Cuando apareció Alberto Fujimori en 1990, era un candidato improvisado cuyo único mérito era ser un profesor “del pueblo” montado en su tractor. Su candidatura presidencial fue tan improvisada que ni siquiera presentó plan de gobierno, y tenía serios cuestionamientos de su época como rector en la Universidad Agraria. A la izquierda no le importó nada de eso y lo apoyó sin titubear. Vargas Llosa, en su libro El pez en el agua, cuenta cómo el diario La República le declaró la guerra al escritor para favorecer a Fujimori. Parece que a los jóvenes antifujimoristas les falta un poco de lectura para ver que su gran enemigo fue creado por los que ahora marchan gritando –irónicamente– “memoria y dignidad”.

A Fujimori se le puede acusar de haber destrozado el sistema de partidos, haber dado un golpe de Estado, eliminar el Senado, la corrupción de su Gobierno y demás crímenes, pero eso mismo debe ser condenado a cualquier otro político. Al igual que Fujimori, Vizcarra destrozó el sistema de partidos y cerró “fácticamente” el Congreso, y fue aplaudido por la izquierda; Castillo no tuvo plan de gobierno, su Gobierno secreta corrupción, y así como Fujimori tuvo congresistas tránsfugas, el presidente tiene a ‘Los Niños’ en el Congreso que evitan su vacancia y, aun así, la izquierda antifujimorista lo apoya.
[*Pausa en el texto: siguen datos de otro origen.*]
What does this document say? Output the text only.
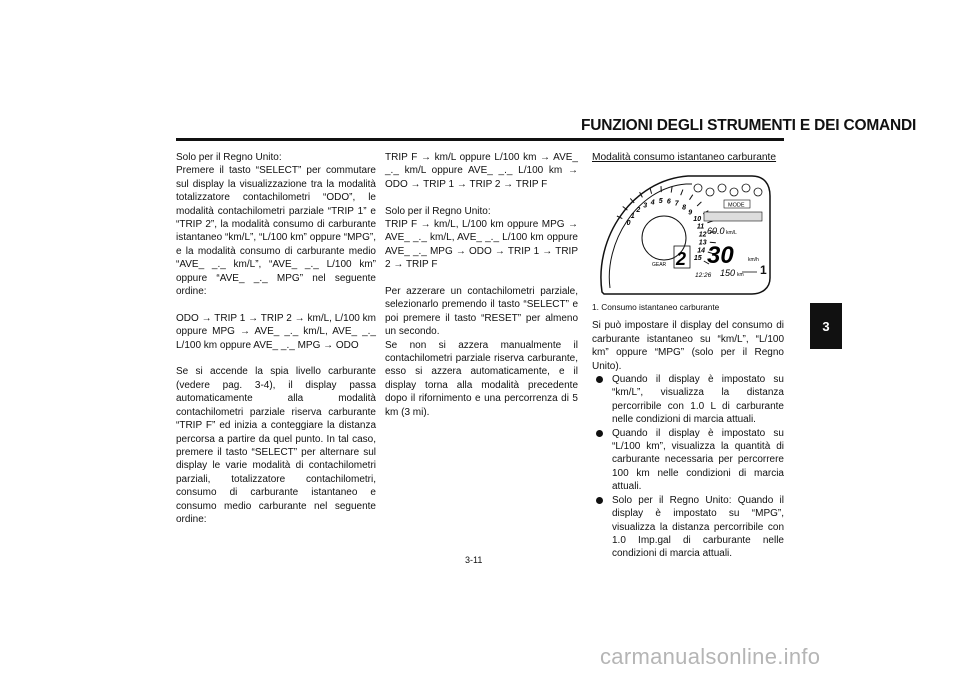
FUNZIONI DEGLI STRUMENTI E DEI COMANDI
3

Solo per il Regno Unito:
Premere il tasto “SELECT” per commutare sul display la visualizzazione tra la modalità totalizzatore contachilometri “ODO”, le modalità contachilometri parziale “TRIP 1” e “TRIP 2”, la modalità consumo di carburante istantaneo “km/L”, “L/100 km” oppure “MPG”, e la modalità consumo di carburante medio “AVE_ _._ km/L”, “AVE_ _._ L/100 km” oppure “AVE_ _._ MPG” nel seguente ordine:

ODO → TRIP 1 → TRIP 2 → km/L, L/100 km oppure MPG → AVE_ _._ km/L, AVE_ _._ L/100 km oppure AVE_ _._ MPG → ODO

Se si accende la spia livello carburante (vedere pag. 3-4), il display passa automaticamente alla modalità contachilometri parziale riserva carburante “TRIP F” ed inizia a conteggiare la distanza percorsa a partire da quel punto. In tal caso, premere il tasto “SELECT” per alternare sul display le varie modalità di contachilometri parziali, totalizzatore contachilometri, consumo di carburante istantaneo e consumo medio carburante nel seguente ordine:

TRIP F → km/L oppure L/100 km → AVE_ _._ km/L oppure AVE_ _._ L/100 km → ODO → TRIP 1 → TRIP 2 → TRIP F

Solo per il Regno Unito:
TRIP F → km/L, L/100 km oppure MPG → AVE_ _._ km/L, AVE_ _._ L/100 km oppure AVE_ _._ MPG → ODO → TRIP 1 → TRIP 2 → TRIP F

Per azzerare un contachilometri parziale, selezionarlo premendo il tasto “SELECT” e poi premere il tasto “RESET” per almeno un secondo.
Se non si azzera manualmente il contachilometri parziale riserva carburante, esso si azzera automaticamente, e il display torna alla modalità precedente dopo il rifornimento e una percorrenza di 5 km (3 mi).

Modalità consumo istantaneo carburante

0
1
2
3 4 5 6 7
8
9
10
11
12
13
14
15
GEAR 2
MODE
60.0 km/L
30	km/h
12:26 150 km 1

1. Consumo istantaneo carburante

Si può impostare il display del consumo di carburante istantaneo su “km/L”, “L/100 km” oppure “MPG” (solo per il Regno Unito).

Quando il display è impostato su “km/L”, visualizza la distanza percorribile con 1.0 L di carburante nelle condizioni di marcia attuali.
Quando il display è impostato su “L/100 km”, visualizza la quantità di carburante necessaria per percorrere 100 km nelle condizioni di marcia attuali.
Solo per il Regno Unito: Quando il display è impostato su “MPG”, visualizza la distanza percorribile con 1.0 Imp.gal di carburante nelle condizioni di marcia attuali.
3-11
carmanualsonline.info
Queda claro que el fanatismo de cualquier tendencia, mezclado con ignorancia histórica, lleva a que los fanáticos apoyen a una persona que representa a lo que supuestamente ellos se oponen, pero con diferente apellido. Por eso, a las personas, sobre todo a los políticos, hay que juzgarlas por sus acciones y no por sus palabras.